Wooten’s description of what was downtown helped our staff, and undoubtably our readers, to understand just how vibrant Wake Forest was back before Wake Forest College moved to Winston-Salem in 1956 and was renamed Wake Forest University.
Local merchants described the loss of the student population as an economic travesty. Thriving businesses closed their doors or laid off employees and the community’s overall population dropped by as many as a thousand people.
That’s when the Wake Forest Chamber of Commerce was formed. With Wooten and others like him as its driving force, the town eventually recovered from its economic doldrums, attracting enough large employers — the biggest were Schrader and Athey —to keep it from falling into oblivion.
For instance, between July 1959 and July 1960 alone, the chamber sought out 15 industrial prospects, fielded more than 150 inquires from potential residents, helped more than 40 with housing location assistance and found 15 people employment.
Not satisfied with fielding prospective employers, it was a trip to New York in 1964 by Wooten, Mayor Wait Brewer and John Sanderford that led to Schrader locating a manufacturing plant in Wake Forest.
Wooten’s efforts didn’t end with business.
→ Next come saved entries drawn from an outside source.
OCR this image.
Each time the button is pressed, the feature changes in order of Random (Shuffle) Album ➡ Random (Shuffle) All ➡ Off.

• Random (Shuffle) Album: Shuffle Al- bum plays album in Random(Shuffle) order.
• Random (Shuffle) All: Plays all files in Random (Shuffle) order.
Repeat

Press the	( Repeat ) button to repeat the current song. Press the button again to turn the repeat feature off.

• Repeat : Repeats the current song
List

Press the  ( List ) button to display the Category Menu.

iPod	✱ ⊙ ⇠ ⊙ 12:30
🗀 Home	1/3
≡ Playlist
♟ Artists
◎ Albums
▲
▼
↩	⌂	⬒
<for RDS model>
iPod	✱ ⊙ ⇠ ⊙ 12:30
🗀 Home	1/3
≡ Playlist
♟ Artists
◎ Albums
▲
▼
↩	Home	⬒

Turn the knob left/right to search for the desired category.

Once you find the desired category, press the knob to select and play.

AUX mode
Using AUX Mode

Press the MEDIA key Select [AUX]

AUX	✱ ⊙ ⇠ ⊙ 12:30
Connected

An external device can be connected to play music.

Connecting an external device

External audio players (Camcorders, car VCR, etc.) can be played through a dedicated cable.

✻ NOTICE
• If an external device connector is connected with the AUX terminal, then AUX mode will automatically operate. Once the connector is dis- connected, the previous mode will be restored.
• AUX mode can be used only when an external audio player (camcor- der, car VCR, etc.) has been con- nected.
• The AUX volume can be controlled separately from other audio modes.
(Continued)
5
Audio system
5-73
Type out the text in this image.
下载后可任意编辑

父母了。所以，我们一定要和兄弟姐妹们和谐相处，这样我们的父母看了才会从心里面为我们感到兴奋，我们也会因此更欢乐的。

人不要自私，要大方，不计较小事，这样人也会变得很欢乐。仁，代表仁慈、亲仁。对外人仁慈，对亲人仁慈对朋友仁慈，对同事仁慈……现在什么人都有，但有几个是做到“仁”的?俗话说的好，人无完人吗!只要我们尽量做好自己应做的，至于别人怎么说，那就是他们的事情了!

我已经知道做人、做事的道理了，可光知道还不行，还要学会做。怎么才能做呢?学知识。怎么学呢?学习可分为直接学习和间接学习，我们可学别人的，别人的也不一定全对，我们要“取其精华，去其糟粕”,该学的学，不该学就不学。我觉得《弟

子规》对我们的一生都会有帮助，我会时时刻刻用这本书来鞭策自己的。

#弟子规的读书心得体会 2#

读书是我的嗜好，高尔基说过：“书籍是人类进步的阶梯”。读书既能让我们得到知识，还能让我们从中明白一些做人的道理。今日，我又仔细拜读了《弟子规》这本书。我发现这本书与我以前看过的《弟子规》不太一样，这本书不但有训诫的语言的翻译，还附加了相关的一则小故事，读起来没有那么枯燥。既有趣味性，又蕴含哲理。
He was a longtime Rotarian, served on the town board and a number of civic agencies, served his church his whole life and in World War II, he served his country as well.
Wooten’s entrepreneurial spirit and his commitment to a town when so many had abandoned it, played a large part in setting Wake Forest back on track to the successful and vibrant community it is today.
We see some of that spirit in the people who turned the old Athey building into The Factory entertainment complex; we see it in the local leaders who are helping to revitalize downtown either with street work or hip new businesses and you see it with the continued dedication that civic organizations in Wake Forest have today for their fellow man.
We salute both the John Wooten of yesteryear, the Wootens of today and look forward to seeing the Wootens of the future.